La Suisse figure également dans le groupe de pays où les coûts directs et indirects de l’abus d’alcool sont les plus élevés.

Milliers de décès



L’abus d’alcool a aussi des conséquences mortelles. C’est ainsi que durant l’année de référence, plus de 2100 décès ont été recensés.

Quant à la dépendance à l’alcool, elle a généré plus de 800’000 consultations médicales et 500’000 journées d’hospitalisation, a indiqué le professeur Claude Jeanrenaud, directeur de l’étude menée par l’IRER.

Les coûts mentionnés dans l’étude correspondent à une estimation basse, a précisé M. Jeanrenaud, lors d’une conférence de presse à Neuchâtel. Le coût de l’alcool au volant, en particulier, est difficile à évaluer.

Une perte qualitative



Cependant, le poids de l’abus d’alcool ne se résume pas pour une société à l’enregistrement des frais médicaux et des pertes de production provoqués par les 300’000 personnes traitées pour alcoolisme en 1998.

L’étude de l’IRER évalue également le coût de la perte de qualité de vie pour les personnes concernées.

Selon le professeur Claude Jeanrenaud, le coût humain peut être estimé à 4,3 milliards de francs en tenant compte des conséquences de l’abus d’alcool pour les personnes dépendantes et leur entourage.

L’évaluation a été effectuée sur la base d’entretiens personnels auprès d’un échantillon représentatif de 240 personnes.

Méthode économétrique

Les enquêteurs de l’IRER ont ainsi demandé à des personnes dépendantes et à leur entourage quelle part de leur revenu pourrait être sacrifiée pour réduire le risque de maladies liées à l’alcoolisme.

Les questions ont porté sur la pancréatite chronique, le cancer de la gorge et la cirrhose du foie.
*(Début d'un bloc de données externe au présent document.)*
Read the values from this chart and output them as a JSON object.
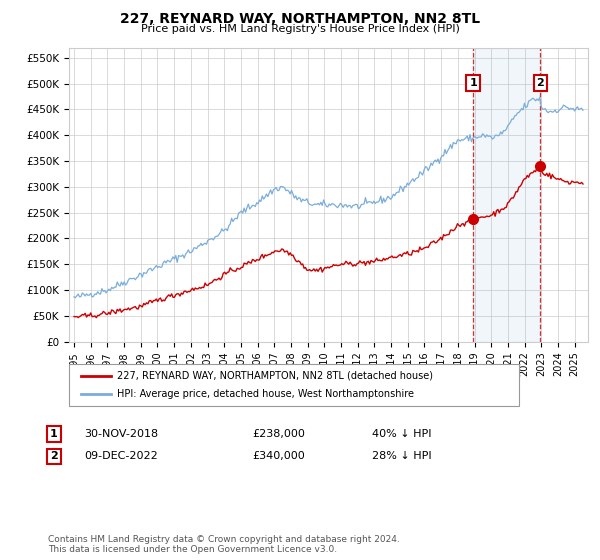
{
  "title": "227, REYNARD WAY, NORTHAMPTON, NN2 8TL",
  "subtitle": "Price paid vs. HM Land Registry's House Price Index (HPI)",
  "ylabel_ticks": [
    "£0",
    "£50K",
    "£100K",
    "£150K",
    "£200K",
    "£250K",
    "£300K",
    "£350K",
    "£400K",
    "£450K",
    "£500K",
    "£550K"
  ],
  "ytick_values": [
    0,
    50000,
    100000,
    150000,
    200000,
    250000,
    300000,
    350000,
    400000,
    450000,
    500000,
    550000
  ],
  "ylim": [
    0,
    570000
  ],
  "hpi_color": "#7aaddc",
  "price_color": "#cc0000",
  "marker1_date_x": 2018.917,
  "marker1_price": 238000,
  "marker2_date_x": 2022.94,
  "marker2_price": 340000,
  "annotation1": {
    "num": "1",
    "date": "30-NOV-2018",
    "price": "£238,000",
    "pct": "40% ↓ HPI"
  },
  "annotation2": {
    "num": "2",
    "date": "09-DEC-2022",
    "price": "£340,000",
    "pct": "28% ↓ HPI"
  },
  "legend_label_price": "227, REYNARD WAY, NORTHAMPTON, NN2 8TL (detached house)",
  "legend_label_hpi": "HPI: Average price, detached house, West Northamptonshire",
  "footer": "Contains HM Land Registry data © Crown copyright and database right 2024.\nThis data is licensed under the Open Government Licence v3.0.",
  "background_color": "#ffffff",
  "grid_color": "#cccccc",
  "xlim_left": 1994.7,
  "xlim_right": 2025.8
}
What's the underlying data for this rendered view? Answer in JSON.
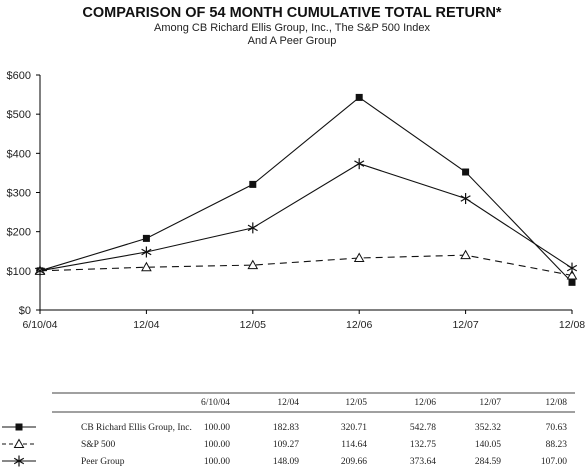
{
  "chart_data": {
    "type": "line",
    "title": "COMPARISON OF 54 MONTH CUMULATIVE TOTAL RETURN*",
    "subtitle_line1": "Among CB Richard Ellis Group, Inc., The S&P 500 Index",
    "subtitle_line2": "And A Peer Group",
    "categories": [
      "6/10/04",
      "12/04",
      "12/05",
      "12/06",
      "12/07",
      "12/08"
    ],
    "ylim": [
      0,
      600
    ],
    "y_ticks": [
      0,
      100,
      200,
      300,
      400,
      500,
      600
    ],
    "y_tick_labels": [
      "$0",
      "$100",
      "$200",
      "$300",
      "$400",
      "$500",
      "$600"
    ],
    "grid": false,
    "series": [
      {
        "name": "CB Richard Ellis Group, Inc.",
        "marker": "square",
        "line": "solid",
        "values": [
          100.0,
          182.83,
          320.71,
          542.78,
          352.32,
          70.63
        ],
        "labels": [
          "100.00",
          "182.83",
          "320.71",
          "542.78",
          "352.32",
          "70.63"
        ]
      },
      {
        "name": "S&P 500",
        "marker": "triangle",
        "line": "dashed",
        "values": [
          100.0,
          109.27,
          114.64,
          132.75,
          140.05,
          88.23
        ],
        "labels": [
          "100.00",
          "109.27",
          "114.64",
          "132.75",
          "140.05",
          "88.23"
        ]
      },
      {
        "name": "Peer Group",
        "marker": "asterisk",
        "line": "solid",
        "values": [
          100.0,
          148.09,
          209.66,
          373.64,
          284.59,
          107.0
        ],
        "labels": [
          "100.00",
          "148.09",
          "209.66",
          "373.64",
          "284.59",
          "107.00"
        ]
      }
    ]
  }
}
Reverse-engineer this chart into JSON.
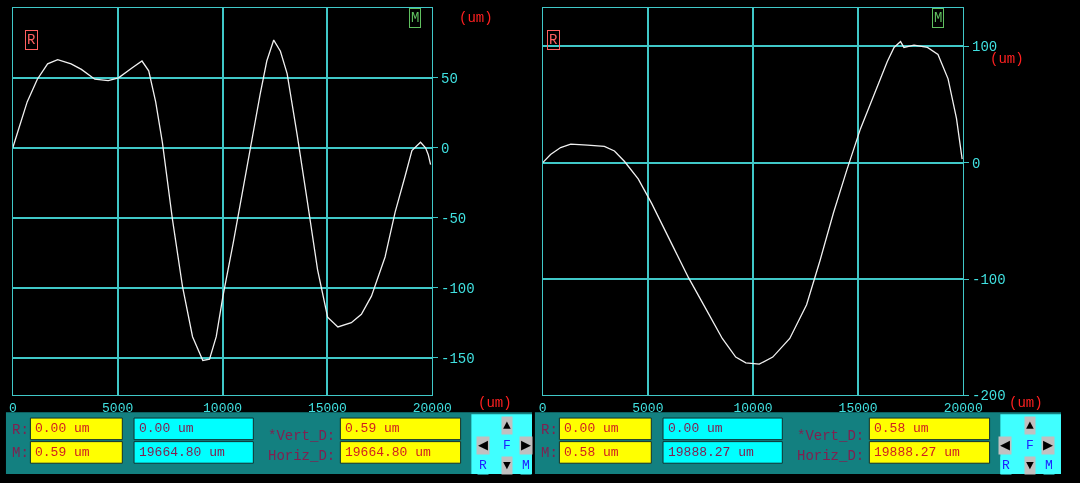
{
  "chart_data": [
    {
      "type": "line",
      "xlabel": "(um)",
      "ylabel": "(um)",
      "xlim": [
        0,
        20000
      ],
      "ylim": [
        -177,
        100
      ],
      "xticks": [
        0,
        5000,
        10000,
        15000,
        20000
      ],
      "yticks": [
        50,
        0,
        -50,
        -100,
        -150
      ],
      "grid": true,
      "x": [
        0,
        290,
        690,
        1170,
        1660,
        2140,
        2780,
        3270,
        3910,
        4550,
        5040,
        5680,
        6160,
        6480,
        6810,
        7130,
        7610,
        8090,
        8570,
        9060,
        9380,
        9700,
        10020,
        10510,
        11150,
        11790,
        12110,
        12440,
        12760,
        13080,
        13560,
        14050,
        14530,
        15010,
        15500,
        16140,
        16620,
        17100,
        17750,
        18230,
        18710,
        19030,
        19440,
        19680,
        19810,
        19920
      ],
      "series": [
        {
          "color": "#f0f0f0",
          "values": [
            0,
            14,
            33,
            49,
            60,
            63,
            60,
            56,
            49,
            48,
            50,
            57,
            62,
            55,
            33,
            4,
            -51,
            -99,
            -135,
            -152,
            -151,
            -135,
            -106,
            -68,
            -15,
            38,
            62,
            77,
            69,
            53,
            9,
            -39,
            -87,
            -121,
            -128,
            -125,
            -119,
            -106,
            -78,
            -46,
            -20,
            -2,
            4,
            0,
            -5,
            -12
          ]
        }
      ],
      "annotations": [
        "R",
        "M",
        "R:",
        "M:",
        "0.00 um",
        "0.59 um",
        "0.00 um",
        "19664.80 um",
        "*Vert_D:",
        "Horiz_D:",
        "0.59 um",
        "19664.80 um",
        "▲",
        "◀",
        "F",
        "▶",
        "R",
        "▼",
        "M"
      ]
    },
    {
      "type": "line",
      "xlabel": "(um)",
      "ylabel": "(um)",
      "xlim": [
        0,
        20000
      ],
      "ylim": [
        -200,
        133
      ],
      "xticks": [
        0,
        5000,
        10000,
        15000,
        20000
      ],
      "yticks": [
        100,
        0,
        -100,
        -200
      ],
      "grid": true,
      "x": [
        0,
        370,
        850,
        1330,
        2130,
        2930,
        3410,
        3890,
        4540,
        5180,
        6140,
        6940,
        7740,
        8540,
        9180,
        9660,
        10300,
        10940,
        11750,
        12550,
        13190,
        13830,
        14470,
        15110,
        15750,
        16390,
        16710,
        17020,
        17180,
        17660,
        18300,
        18800,
        19280,
        19680,
        19950
      ],
      "series": [
        {
          "color": "#f0f0f0",
          "values": [
            0,
            7,
            13,
            16,
            15,
            14,
            10,
            1,
            -14,
            -35,
            -70,
            -99,
            -125,
            -151,
            -167,
            -172,
            -173,
            -167,
            -151,
            -122,
            -84,
            -43,
            -6,
            29,
            58,
            87,
            99,
            104,
            99,
            101,
            99,
            93,
            72,
            38,
            3
          ]
        }
      ],
      "annotations": [
        "R",
        "M",
        "R:",
        "M:",
        "0.00 um",
        "0.58 um",
        "0.00 um",
        "19888.27 um",
        "*Vert_D:",
        "Horiz_D:",
        "0.58 um",
        "19888.27 um",
        "▲",
        "◀",
        "F",
        "▶",
        "R",
        "▼",
        "M"
      ]
    }
  ]
}
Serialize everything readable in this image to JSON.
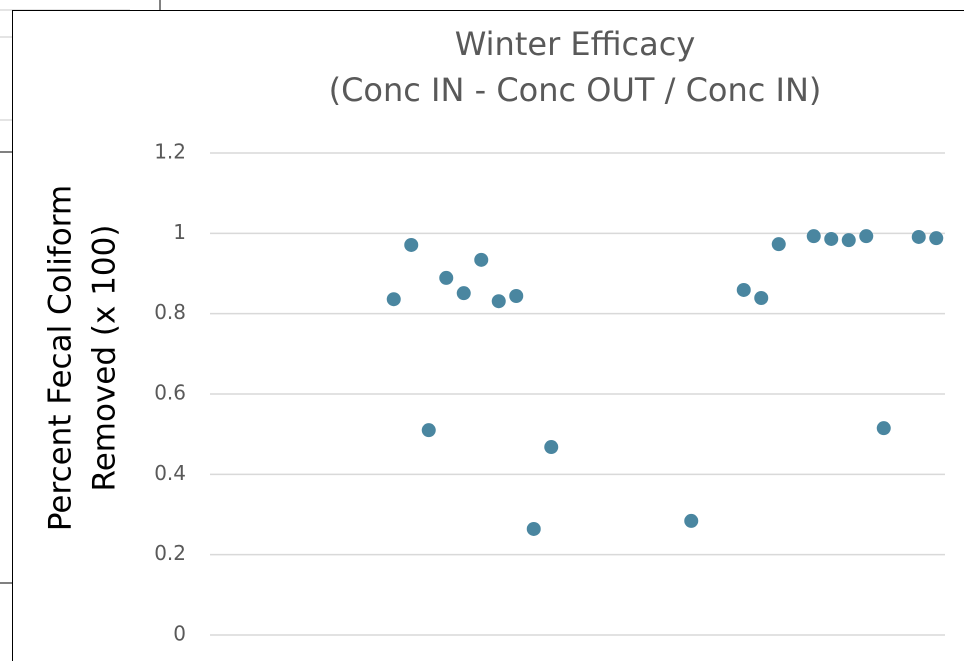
{
  "chart_data": {
    "type": "scatter",
    "title": [
      "Winter Efficacy",
      "(Conc IN - Conc OUT / Conc IN)"
    ],
    "y_label": [
      "Percent Fecal Coliform",
      "Removed (x 100)"
    ],
    "categories": [
      null,
      null,
      null,
      null,
      null,
      null,
      null,
      null,
      null,
      null,
      null,
      null,
      null,
      null,
      null,
      null,
      null,
      null,
      null,
      null,
      null,
      null,
      null,
      null,
      null,
      null,
      null,
      null,
      null,
      null,
      null,
      null,
      null,
      null,
      null,
      null,
      null,
      null,
      null,
      null,
      null,
      null
    ],
    "values": [
      null,
      null,
      null,
      null,
      null,
      null,
      null,
      null,
      null,
      null,
      0.836,
      0.971,
      0.51,
      0.889,
      0.851,
      0.934,
      0.831,
      0.844,
      0.264,
      0.468,
      null,
      null,
      null,
      null,
      null,
      null,
      null,
      0.284,
      null,
      null,
      0.859,
      0.839,
      0.973,
      null,
      0.993,
      0.986,
      0.983,
      0.993,
      0.515,
      null,
      0.991,
      0.988
    ],
    "color": "#4a86a0",
    "ylim": [
      0,
      1.2
    ],
    "yticks": [
      0,
      0.2,
      0.4,
      0.6,
      0.8,
      1,
      1.2
    ],
    "grid": true
  }
}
Le coût humain des accidents de la route dus à l’alcool a été ajouté à cette évaluation.

La perte de qualité de vie va de 7500 francs pour une personne blessée sans hospitalisation à 1,8 million de francs pour une victime fortement handicapée.

Les coûts unitaires, multipliés par le nombre d’incidence des maladies, ont permis d’établir le coût humain total évalué à 4,3 milliards de francs.

Dans la population, le revenu auquel une personne est prête à renoncer pour ne pas avoir à vivre avec une personne dépendante de l’alcool se monte à 5800 francs par année.

Les mesures à prendre

L’étude de l’IRER souligne l’urgence d’établir une politique de l’alcool en Suisse, a indiqué Richard Müller, membre de l’Institution suisse de prévention de l’alcoolisme et autres toxicomanies (ISPA).

L’intervention des pouvoirs publics doit se fonder sur les quatre piliers retenus dans la lutte contre la drogue. Autrement dit, les modes d’action doivent mettre l’accent sur la prévention, la réduction des risques, le traitement et la réhabilitation des victimes.

Selon M. Müller, il conviendrait également d’imposer une taxation des boissons alcoolisées permettant de couvrir le coût social de leur consommation.

De son côté, le docteur Chun-Yol Lee, vice-directeur de l’OFSP, estime qu’une prévention efficace de l’abus d’alcool se révèle bénéfique à l’économie en général.

Les besoins les plus importants à l’heure actuelle ne concernent pas le traitement des abus mais la réduction de leur coût social.